Gravitational Waves from a Core g-Mode in Supernovae as Probes of the High-Density Equation of State

TL;DR

This paper demonstrates that gravitational waves from core g-modes in supernovae can reveal details about the high-density equation of state, with simulations showing mode frequencies sensitive to the EoS.

Contribution

It introduces a novel method to probe the high-density EoS using gravitational-wave signals from supernova core g-modes in relativistic simulations.

Findings

Mode frequency ranges from 200 to 800 Hz and decreases over time.

Mode characteristics are highly sensitive to the EoS, especially the sound speed around twice saturation density.

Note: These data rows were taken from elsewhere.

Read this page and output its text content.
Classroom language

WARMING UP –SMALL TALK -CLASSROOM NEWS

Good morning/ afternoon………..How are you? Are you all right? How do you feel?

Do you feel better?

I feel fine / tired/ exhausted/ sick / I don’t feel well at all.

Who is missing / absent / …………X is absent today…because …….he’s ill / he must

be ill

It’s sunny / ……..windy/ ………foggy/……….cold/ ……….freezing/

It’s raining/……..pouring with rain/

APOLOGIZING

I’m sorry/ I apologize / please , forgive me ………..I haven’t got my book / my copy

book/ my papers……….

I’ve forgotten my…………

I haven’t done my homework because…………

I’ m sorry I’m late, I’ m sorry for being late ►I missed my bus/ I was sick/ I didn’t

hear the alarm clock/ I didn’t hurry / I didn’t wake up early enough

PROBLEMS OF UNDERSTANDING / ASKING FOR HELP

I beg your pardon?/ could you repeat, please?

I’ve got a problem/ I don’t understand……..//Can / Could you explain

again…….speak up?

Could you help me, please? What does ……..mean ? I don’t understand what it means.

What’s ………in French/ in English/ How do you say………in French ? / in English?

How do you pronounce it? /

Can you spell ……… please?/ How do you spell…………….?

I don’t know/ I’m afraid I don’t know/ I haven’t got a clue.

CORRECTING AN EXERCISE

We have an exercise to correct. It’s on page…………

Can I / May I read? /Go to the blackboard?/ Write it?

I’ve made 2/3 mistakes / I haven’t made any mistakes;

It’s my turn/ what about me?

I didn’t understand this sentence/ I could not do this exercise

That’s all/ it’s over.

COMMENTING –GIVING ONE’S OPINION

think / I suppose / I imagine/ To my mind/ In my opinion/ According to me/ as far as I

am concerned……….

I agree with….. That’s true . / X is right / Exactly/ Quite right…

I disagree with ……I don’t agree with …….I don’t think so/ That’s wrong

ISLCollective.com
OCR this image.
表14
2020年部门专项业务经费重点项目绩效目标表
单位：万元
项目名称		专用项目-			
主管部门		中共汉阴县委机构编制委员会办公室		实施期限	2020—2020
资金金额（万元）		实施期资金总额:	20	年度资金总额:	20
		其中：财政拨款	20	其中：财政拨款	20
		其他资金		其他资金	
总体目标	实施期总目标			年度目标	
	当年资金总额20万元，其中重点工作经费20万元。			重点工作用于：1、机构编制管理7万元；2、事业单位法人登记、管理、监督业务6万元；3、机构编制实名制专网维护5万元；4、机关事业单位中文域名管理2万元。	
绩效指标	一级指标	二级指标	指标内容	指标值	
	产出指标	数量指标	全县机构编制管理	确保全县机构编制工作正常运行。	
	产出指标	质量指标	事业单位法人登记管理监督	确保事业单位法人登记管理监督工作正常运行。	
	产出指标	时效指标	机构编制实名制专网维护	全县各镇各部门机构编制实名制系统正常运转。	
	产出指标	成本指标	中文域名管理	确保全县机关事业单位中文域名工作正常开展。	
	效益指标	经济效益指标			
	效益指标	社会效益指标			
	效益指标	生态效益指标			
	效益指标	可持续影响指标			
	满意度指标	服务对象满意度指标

Distinctive gravitational-wave features can distinguish between quark-hadron and purely hadronic EoS.

Abstract

Using relativistic supernova simulations of massive progenitor stars with a quark-hadron equation of state (EoS) and a purely hadronic EoS, we identify a distinctive feature in the gravitational-wave signal that originates from a buoyancy-driven mode (g-mode) below the proto-neutron star convection zone. The mode frequency lies in the range $200\lesssim f\lesssim 800\,\text{Hz}$ and decreases with time. As the mode lives in the core of the proto-neutron star, its frequency and power are highly sensitive to the EoS, in particular the sound speed around twice saturation density.